3 and 1/2 pieces of Pixar triumphant toast
Starring the voices of: Pierre Coffin, Sandra Bullock, Jon Hamm, Allison Janney, Steve Coogan, Geoffrey Rush, Steve Carrell
Directed By: Pierre Coffin, Kyle Balda
Most of us know the minions as the short-statured, yellow-hued sidekicks of Gru in the two Despicable Me films. In answer to an avalanche of requests for an “origin story” about the guys who speak in indecipherable bursts of consonants and vowels, we have Minions. Geoffrey Rush takes the David Attenborough role to voice-over how these critters emerged from the prehistoric sea for the sole purpose of serving various evil masters starting with T-Rex and evolving over time to serve Dracula (and presumably, Gru). After a leaderless century or two in Antarctica, three of the critters ( Stuart, Kevin and Bob) sail north to attend Villain-Con on a quest for a suitable master to slavishly serve. The first half of the film works well, but the second half stakes its humor on a series of “lets make fun of the Brits” set-pieces that go on too long and end with a disappointing pay off. In short, what starts as a really entertaining and original film ends up as another assembly-line cartoon.
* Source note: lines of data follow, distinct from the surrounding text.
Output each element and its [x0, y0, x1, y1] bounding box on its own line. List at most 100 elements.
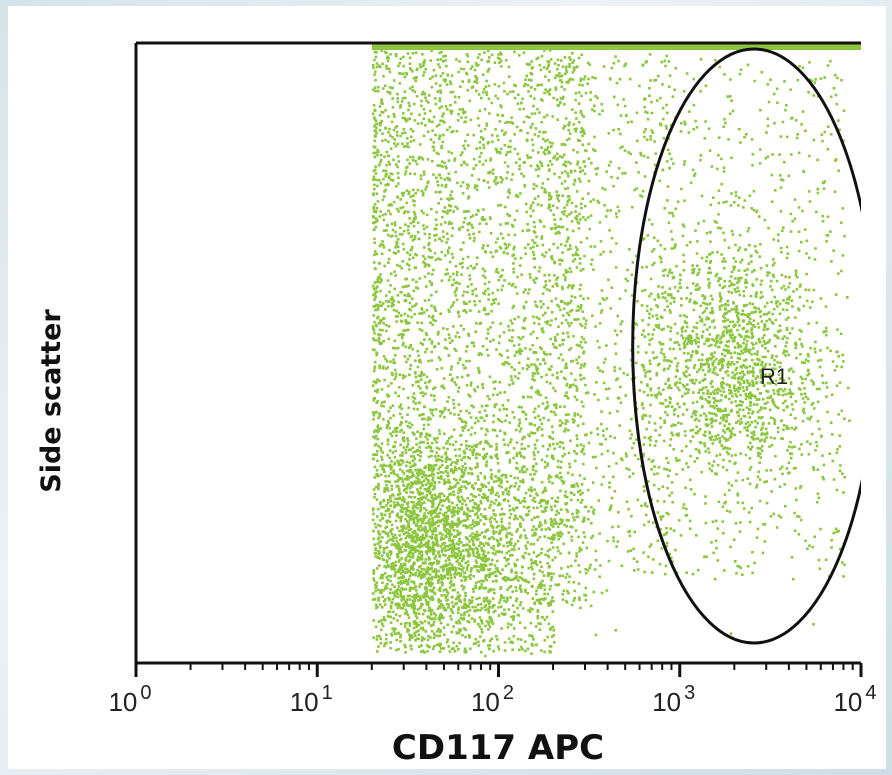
event-point	[379, 446, 382, 450]
event-point	[393, 354, 397, 357]
event-point	[474, 559, 478, 562]
event-point	[501, 528, 504, 532]
event-point	[411, 278, 415, 281]
event-point	[492, 420, 495, 424]
event-point	[396, 426, 399, 430]
event-point	[482, 208, 485, 211]
event-point	[568, 348, 571, 352]
event-point	[524, 551, 527, 555]
event-point	[571, 485, 574, 489]
event-point	[449, 580, 453, 583]
event-point	[372, 338, 376, 342]
event-point	[402, 229, 406, 233]
event-point	[547, 572, 550, 575]
event-point	[454, 448, 457, 452]
event-point	[459, 572, 463, 575]
event-point	[520, 645, 523, 649]
event-point	[455, 273, 459, 277]
event-point	[490, 500, 493, 503]
event-point	[571, 359, 575, 363]
event-point	[481, 73, 485, 76]
event-point	[530, 363, 533, 366]
event-point	[544, 191, 548, 194]
event-point	[405, 420, 408, 423]
event-point	[474, 75, 477, 79]
event-point	[406, 228, 410, 232]
event-point	[578, 262, 582, 265]
event-point	[475, 445, 478, 448]
event-point	[428, 120, 431, 123]
event-point	[426, 550, 429, 554]
event-point	[371, 518, 375, 522]
event-point	[485, 90, 488, 94]
event-point	[435, 559, 439, 562]
event-point	[471, 587, 475, 591]
event-point	[521, 97, 524, 101]
event-point	[452, 470, 455, 474]
event-point	[416, 365, 420, 369]
event-point	[416, 515, 419, 518]
event-point	[459, 409, 462, 413]
event-point	[498, 419, 501, 422]
event-point	[574, 559, 577, 562]
event-point	[424, 525, 427, 529]
event-point	[500, 478, 503, 482]
event-point	[470, 493, 473, 496]
event-point	[424, 96, 427, 99]
event-point	[373, 155, 377, 159]
event-point	[431, 159, 434, 163]
event-point	[552, 96, 555, 100]
event-point	[381, 536, 384, 539]
event-point	[558, 155, 562, 158]
event-point	[382, 588, 385, 592]
event-point	[419, 341, 423, 345]
event-point	[481, 559, 485, 562]
event-point	[377, 532, 381, 536]
event-point	[482, 600, 486, 603]
event-point	[453, 547, 457, 551]
event-point	[467, 195, 471, 198]
event-point	[372, 488, 376, 491]
event-point	[467, 334, 471, 337]
event-point	[516, 528, 519, 531]
event-point	[569, 58, 572, 61]
event-point	[480, 628, 483, 631]
event-point	[437, 152, 440, 156]
event-point	[461, 429, 465, 432]
event-point	[495, 149, 499, 152]
event-point	[411, 573, 415, 576]
event-point	[378, 379, 381, 383]
event-point	[442, 410, 445, 413]
event-point	[532, 572, 536, 576]
event-point	[443, 499, 446, 503]
event-point	[399, 622, 403, 626]
event-point	[468, 99, 472, 103]
event-point	[489, 159, 492, 162]
event-point	[487, 97, 491, 101]
event-point	[530, 652, 533, 655]
event-point	[392, 566, 396, 570]
event-point	[501, 178, 504, 181]
event-point	[407, 232, 410, 235]
event-point	[514, 161, 518, 164]
event-point	[487, 628, 490, 631]
event-point	[374, 429, 377, 432]
event-point	[427, 272, 430, 275]
event-point	[459, 490, 463, 493]
event-point	[565, 271, 568, 274]
event-point	[423, 262, 426, 265]
event-point	[478, 146, 482, 150]
event-point	[502, 596, 505, 599]
event-point	[405, 137, 409, 140]
event-point	[481, 563, 485, 567]
event-point	[408, 621, 411, 625]
event-point	[401, 194, 405, 197]
event-point	[409, 235, 413, 239]
event-point	[404, 556, 408, 560]
event-point	[399, 476, 403, 480]
event-point	[549, 209, 553, 212]
event-point	[393, 427, 397, 431]
event-point	[577, 309, 580, 312]
event-point	[538, 599, 541, 602]
event-point	[420, 550, 424, 554]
2 and 1/2 pieces of only the first half really works toast
Shaun the Sheep (PG)
Voices of: Justin Fletcher, John Sparkes, Omid Djalill, Kate Harbour
Directed By: Mark Burton, Richard Starzak
I’m a great fan of Aardman’s stop-motion Wallace and Gromit movies, and am delighted that Shaun the Sheep has his own feature-length film. The idea is simple. Shaun convinces his flock to con the Farmer into allowing them a day off—after all, a sheep’s life is a very busy one. Much like the feathered critters from Chicken Run, the complicated, Rube Goldberg convolutions the wooly flock comes up with are crazy inventive. But when the Farmer gets amnesia and is hauled off to the hospital, even Blitzer the sheep dog joins the plan to spring their shearing-mad employer from his bed. Wordless, and fun for all ages, we Anglophiles will get an extra delight from the quirky British humor of it all.